Франциска Линкерханд - страница 12
Он еще не вернулся, когда друзья Марии опустошили прикрытую мокрой землей и хворостом яму возле помойки, затем тайник под сиреневым кустом и, наконец, принялись тыкать палками в парниковую землю, и Линкерханд, до того равнодушно смотревший, как уносят содержимое тайников, при виде жестяной банки с громким не то стоном, не то рыданием опустил голову на подоконник, поверженный, словно Иов, нет, еще недостаточно поверженный, еще ничего не подозревающий об экспроприации, о брошюрах, кое-как печатающихся в его типографии… Она находилась за нашим городским домом, в саду, – самом старомодном саду, который только можно себе представить: мальвы и дикий виноград, беседка, сплошь увитая ломоносом. Наборщики обычно завтракали на каменных скамейках вдоль посыпанной гравием дорожки – я как сейчас слышу запах клея и типографской краски, самый волнующий запах на свете после бензинового (от твоей куртки всегда пахнет бензином, и от твоих рук, от твоей кожи – повсюду) … ничего еще не подозревающий о слесаре Лангере, который сдал в утиль клише для иллюстраций к «Немецкому зодчеству» – варварство, порожденное невежеством, этого Линкерханд так и не простил новому государству.

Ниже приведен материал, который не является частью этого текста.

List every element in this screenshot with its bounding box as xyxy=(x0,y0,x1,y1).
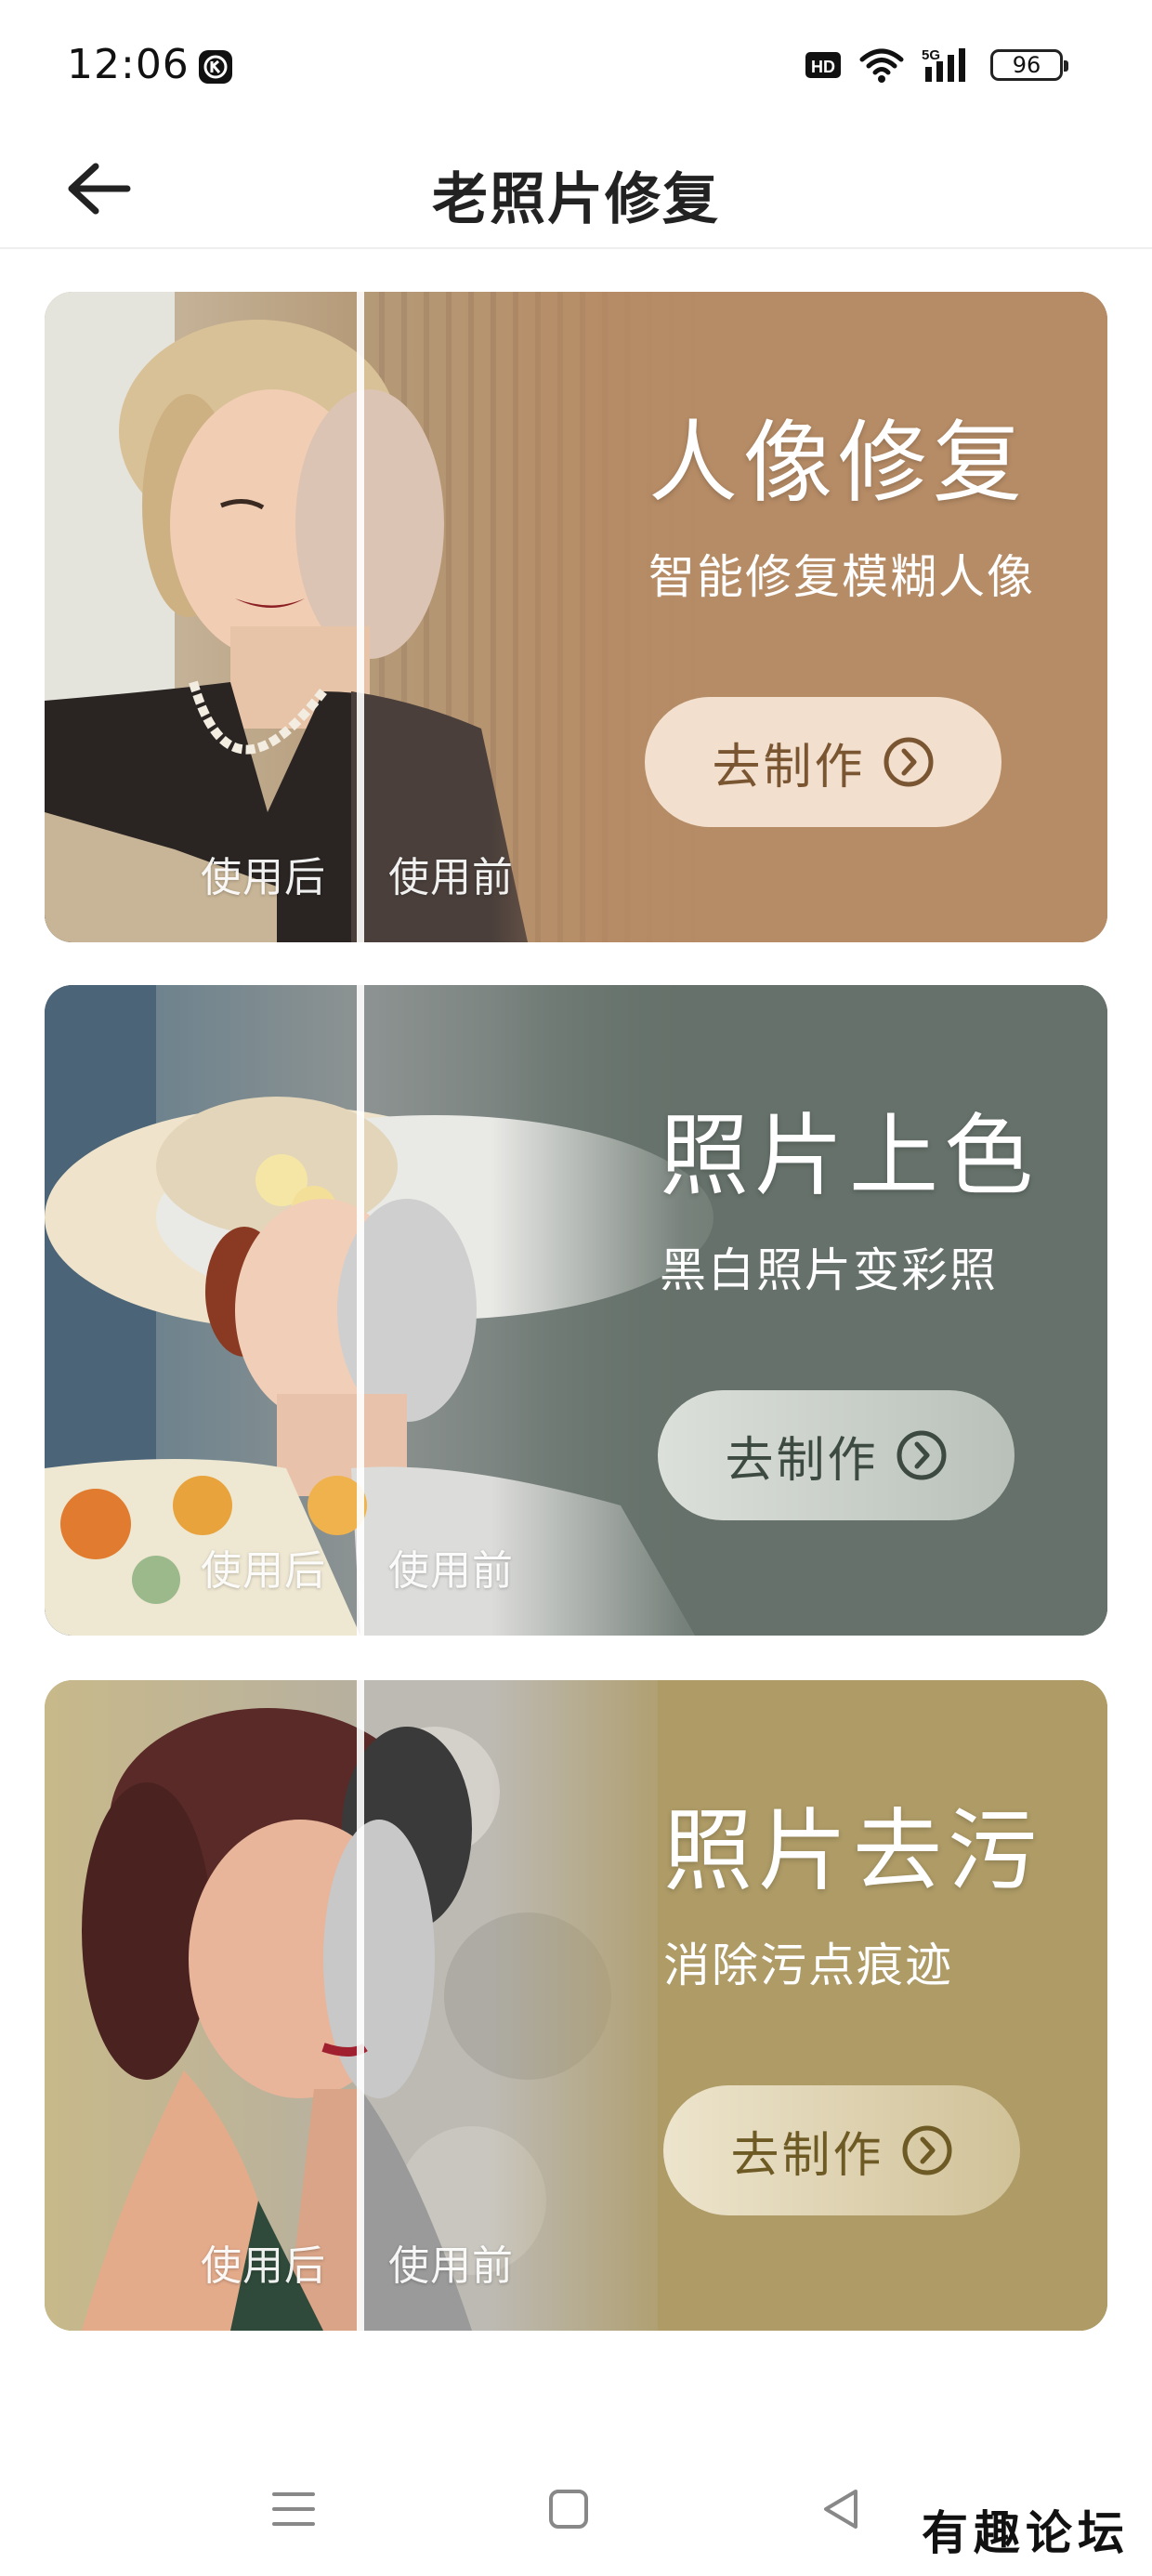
card-title: 人像修复 xyxy=(648,411,1028,515)
card-subtitle: 智能修复模糊人像 xyxy=(648,550,1035,604)
go-make-button[interactable]: 去制作 xyxy=(663,2085,1020,2215)
go-make-button[interactable]: 去制作 xyxy=(645,697,1001,827)
chevron-right-circle-icon xyxy=(884,737,933,787)
hd-text: HD xyxy=(811,58,835,76)
after-label: 使用后 xyxy=(201,854,326,901)
card-subtitle: 黑白照片变彩照 xyxy=(660,1243,998,1297)
wifi-icon xyxy=(859,48,904,83)
menu-icon xyxy=(272,2492,315,2526)
card-title: 照片去污 xyxy=(663,1799,1042,1903)
system-back-button[interactable] xyxy=(814,2481,870,2537)
network-type: 5G xyxy=(922,47,940,63)
after-label: 使用后 xyxy=(201,1547,326,1595)
go-make-button[interactable]: 去制作 xyxy=(658,1390,1015,1520)
go-make-label: 去制作 xyxy=(725,1432,879,1489)
card-photo-cleanup[interactable]: 使用后 使用前 照片去污 消除污点痕迹 去制作 xyxy=(45,1680,1107,2331)
chevron-right-circle-icon xyxy=(897,1430,946,1480)
app-notification-icon xyxy=(199,50,232,84)
signal-5g-icon: 5G xyxy=(922,47,965,82)
home-button[interactable] xyxy=(541,2481,596,2537)
page-title: 老照片修复 xyxy=(432,167,720,232)
hd-icon: HD xyxy=(805,52,841,78)
card-photo-colorize[interactable]: 使用后 使用前 照片上色 黑白照片变彩照 去制作 xyxy=(45,985,1107,1636)
back-triangle-icon xyxy=(824,2490,857,2529)
watermark-text: 有趣论坛 xyxy=(922,2505,1130,2560)
card-subtitle: 消除污点痕迹 xyxy=(663,1939,953,1992)
home-icon xyxy=(549,2490,588,2529)
card-portrait-restore[interactable]: 使用后 使用前 人像修复 智能修复模糊人像 去制作 xyxy=(45,292,1107,942)
go-make-label: 去制作 xyxy=(712,739,866,795)
before-label: 使用前 xyxy=(388,1547,514,1595)
nav-bar: 老照片修复 xyxy=(0,130,1152,249)
before-label: 使用前 xyxy=(388,854,514,901)
status-bar: 12:06 HD 5G 96 xyxy=(0,0,1152,130)
card-text-block: 人像修复 智能修复模糊人像 xyxy=(648,418,1035,600)
comparison-divider xyxy=(357,985,364,1636)
menu-button[interactable] xyxy=(266,2481,321,2537)
card-text-block: 照片上色 黑白照片变彩照 xyxy=(660,1111,1039,1294)
status-icons: HD 5G 96 xyxy=(805,46,1068,84)
card-text-block: 照片去污 消除污点痕迹 xyxy=(663,1807,1042,1989)
battery-level: 96 xyxy=(1012,52,1041,78)
status-time: 12:06 xyxy=(67,41,190,88)
comparison-divider xyxy=(357,292,364,942)
card-title: 照片上色 xyxy=(660,1104,1039,1208)
after-label: 使用后 xyxy=(201,2242,326,2290)
chevron-right-circle-icon xyxy=(902,2125,951,2175)
battery-indicator: 96 xyxy=(990,49,1068,81)
go-make-label: 去制作 xyxy=(730,2127,884,2184)
comparison-divider xyxy=(357,1680,364,2331)
before-label: 使用前 xyxy=(388,2242,514,2290)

Вильгельм-кормилец явился затемно с мешком сахара и кошелкой, битком набитой мясными консервами, в ней лежал еще и ком топленого масла. На лице его пылали кровавые царапины, рубашка изодрана в клочья, но навстречу ему ринулась только Франциска, растрепанная, возбужденная, она прыгала вокруг него, как комнатная собачонка вокруг вернувшегося с охоты хозяина. Гордо и равнодушно он сбросил свою добычу.
– Где они?
– Она ревет, а он заперся у себя. Они слямзили у него мадонну.
– Ревет? – переспросил Вильгельм, и подбородок его задрожал. – Ревет из-за этой проклятой старой дощечки?
Шесть часов кряду он как сумасшедший бился в толпе сумасшедших на полузатонувшей барже, награждал тумаками и топтался по колено в белом сахарном потоке, который лился в трюм из взрезанных мешков, сражался, задыхаясь среди потных тел, уже не за мясо и сахар, а за собственную жизнь, за глоток воздуха на развороченном, залитом маслянистой пеной берегу, и смертный его страх, ужас (из одной бочки торчали ноги утонувшего, он упал или его бросили в масло), перед самим собой скрываемый ужас, нашел исход в яростном крике:
– Эй, вы, где вы там?
Франциска спряталась за шкафом. Вильгельм вывалил все из мешка и консервными банками принялся бомбардировать запертую дверь отцовского кабинета.
– Вот вам, жрите! Набивайте брюхо! – Он шлепнул об дверь ком топленого масла, который защищал зубами и ногтями. – Это господь бог вам посылает… – Франциска захихикала, и Вильгельм вытащил ее из-за шкафа, схватив за худые, жалкие ручонки, он примирительно положил руку ей на голову. – Не давай завлечь себя… Они же ни черта не понимают, хоть убей… Ну, да что с тобой говорить, ты еще мала… – Он дернул ее за волосы и расхохотался. – Один там вытащил целый мешок ботинок. Все на левую ногу… Ты только представь себе, малышка, полный мешок левых ботинок…
На что же можно было положиться в этом мире? Где еще существовала хоть какая-то уверенность? Директор банка, двоюродный брат Линкерханда, сообщил, что сейфы вскрыты и опустошены. Бабушка вынуждена была опуститься в кресло. Невозможно… так далеко дело зайти не могло, всему есть предел… это похуже благочестивых разбойников графа Тилли. Лишенная таким образом наследства, Франциска постаралась состроить огорченную мину. Собственно, она не знала, о чем ей сожалеть. Легендарные украшения десятки лет лежали в сейфе, в горе Сезам, они ускользнули в какой-то сказочный мир, прельстительные и неправдоподобные, словно поток сверкающих камней, в который окунали руки Алибаба или Аладдин.